An atherectomy is a medical procedure that eliminates plaque from a blood course utilizing a catheter with a sharp edge on the end. The catheter is placed into the artery by a tiny puncture, and the procedure is done under local anesthesia. The catheter is designed to collect the removed plaque in a chamber at the tip, allowing the plaque to be removed from the artery as the device is withdrawn. The procedure can be repeated at the same time as the treatment to remove a considerable quantity of disease from the artery, thus eliminating a blockage from atherosclerotic disease.
Thrombolytic therapy involves the use of drugs known as lytics or “clot busters” to dissolve blood clots that have abruptly (suddenly) blocked your major arteries or veins and are posing a serious or life-threatening risk. The therapy must be started as soon as possible before permanent damage has occurred.
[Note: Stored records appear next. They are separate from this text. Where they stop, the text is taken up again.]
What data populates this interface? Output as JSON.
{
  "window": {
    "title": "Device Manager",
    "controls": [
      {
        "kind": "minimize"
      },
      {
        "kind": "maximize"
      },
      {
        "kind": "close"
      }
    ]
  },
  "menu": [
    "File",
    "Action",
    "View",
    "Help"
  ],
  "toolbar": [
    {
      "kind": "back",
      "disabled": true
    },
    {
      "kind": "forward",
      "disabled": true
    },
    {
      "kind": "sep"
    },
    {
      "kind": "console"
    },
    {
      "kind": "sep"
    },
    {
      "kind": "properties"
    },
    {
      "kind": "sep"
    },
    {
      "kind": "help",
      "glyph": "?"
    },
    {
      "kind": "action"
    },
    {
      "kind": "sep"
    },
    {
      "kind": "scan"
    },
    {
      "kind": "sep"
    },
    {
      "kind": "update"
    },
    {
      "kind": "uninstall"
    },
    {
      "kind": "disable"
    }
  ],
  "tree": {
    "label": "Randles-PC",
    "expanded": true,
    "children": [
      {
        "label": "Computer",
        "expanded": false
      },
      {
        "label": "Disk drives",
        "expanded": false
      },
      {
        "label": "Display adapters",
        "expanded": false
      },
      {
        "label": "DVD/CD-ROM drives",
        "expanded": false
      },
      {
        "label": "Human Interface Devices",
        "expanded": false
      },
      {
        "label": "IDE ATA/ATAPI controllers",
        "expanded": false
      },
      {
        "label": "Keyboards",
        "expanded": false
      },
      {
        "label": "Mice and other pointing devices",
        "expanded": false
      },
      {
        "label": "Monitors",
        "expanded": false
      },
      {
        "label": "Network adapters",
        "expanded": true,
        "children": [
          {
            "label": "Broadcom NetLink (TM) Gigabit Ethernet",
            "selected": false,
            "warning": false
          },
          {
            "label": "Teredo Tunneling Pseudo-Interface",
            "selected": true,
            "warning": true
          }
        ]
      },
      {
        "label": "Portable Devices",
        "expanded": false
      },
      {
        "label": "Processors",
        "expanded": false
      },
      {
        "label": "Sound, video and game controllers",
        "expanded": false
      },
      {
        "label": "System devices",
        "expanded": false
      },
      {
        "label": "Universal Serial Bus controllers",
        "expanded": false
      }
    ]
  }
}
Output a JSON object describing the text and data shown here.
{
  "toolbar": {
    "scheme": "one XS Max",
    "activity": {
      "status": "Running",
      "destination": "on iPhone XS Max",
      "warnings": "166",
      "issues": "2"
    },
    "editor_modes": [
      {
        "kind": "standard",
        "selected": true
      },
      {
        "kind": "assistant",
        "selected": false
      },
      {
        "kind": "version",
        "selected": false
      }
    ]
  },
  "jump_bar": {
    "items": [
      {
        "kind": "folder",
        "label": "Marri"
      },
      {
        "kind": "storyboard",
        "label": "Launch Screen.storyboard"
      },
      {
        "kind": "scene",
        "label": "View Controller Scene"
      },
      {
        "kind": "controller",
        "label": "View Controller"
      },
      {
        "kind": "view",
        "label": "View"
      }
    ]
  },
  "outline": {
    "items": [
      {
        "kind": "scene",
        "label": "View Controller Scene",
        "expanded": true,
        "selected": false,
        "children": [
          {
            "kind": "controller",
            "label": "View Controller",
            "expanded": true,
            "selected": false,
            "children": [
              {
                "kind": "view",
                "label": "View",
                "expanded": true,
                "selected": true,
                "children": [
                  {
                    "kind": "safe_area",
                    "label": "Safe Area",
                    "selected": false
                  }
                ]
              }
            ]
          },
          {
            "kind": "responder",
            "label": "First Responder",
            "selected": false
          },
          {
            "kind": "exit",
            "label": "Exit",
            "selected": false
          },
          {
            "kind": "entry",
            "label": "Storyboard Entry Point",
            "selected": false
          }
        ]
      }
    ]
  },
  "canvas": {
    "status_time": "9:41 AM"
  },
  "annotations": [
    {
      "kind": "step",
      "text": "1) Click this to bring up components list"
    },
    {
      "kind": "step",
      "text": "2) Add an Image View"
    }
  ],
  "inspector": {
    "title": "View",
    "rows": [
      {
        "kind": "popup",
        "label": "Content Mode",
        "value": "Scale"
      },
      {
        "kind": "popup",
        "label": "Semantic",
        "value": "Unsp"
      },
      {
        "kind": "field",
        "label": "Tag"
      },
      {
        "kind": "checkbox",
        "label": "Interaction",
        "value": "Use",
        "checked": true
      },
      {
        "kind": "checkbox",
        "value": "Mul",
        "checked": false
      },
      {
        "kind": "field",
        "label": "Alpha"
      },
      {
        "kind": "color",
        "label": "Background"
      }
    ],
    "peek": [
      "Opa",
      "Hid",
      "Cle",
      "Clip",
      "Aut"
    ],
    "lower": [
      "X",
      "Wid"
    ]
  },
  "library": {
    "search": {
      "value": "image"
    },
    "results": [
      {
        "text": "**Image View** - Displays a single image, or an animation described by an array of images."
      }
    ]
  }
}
In severe cases of gangrene that cannot be treated, the limb may need to be surgically amputated to prevent the infection from spreading throughout the body.
Frequently Asked Questions
Q: Why does diabetes cause peripheral vascular disease?
A: The lining of your blood vessels is affected by diabetes. This indicates that your blood vessels aren’t as flexible as they should be to allow for smooth blood flow. As a result, your risk of Peripheral vascular disease increases.
Q: What are the consequences of not treating a peripheral vascular disease?
A: As plaque growth progresses, clots completely blocking the artery. If left untreated, this can result in organ damage and the loss of fingers, toes, or limbs.
Q: How is cholesterol related to peripheral vascular disease?
A: Cholesterol is a fatty substance that develops in your bloodstream. High cholesterol can hurt your arteries. That raises your risk for peripheral arterial disease (PAD) or peripheral vascular disease. This disease affects arteries in the legs.
About the Author:
Name: DR .SURESH GIRAGANI
DR. SURESH GIRAGANI CONSULTANT INTERVENTIONAL RADIOLOGIST at Yashoda group of hospitals, has more than sixteen years of clinical experience in vascular interventions with a special interest in neurovascular and peripheral vascular disease interventional procedures.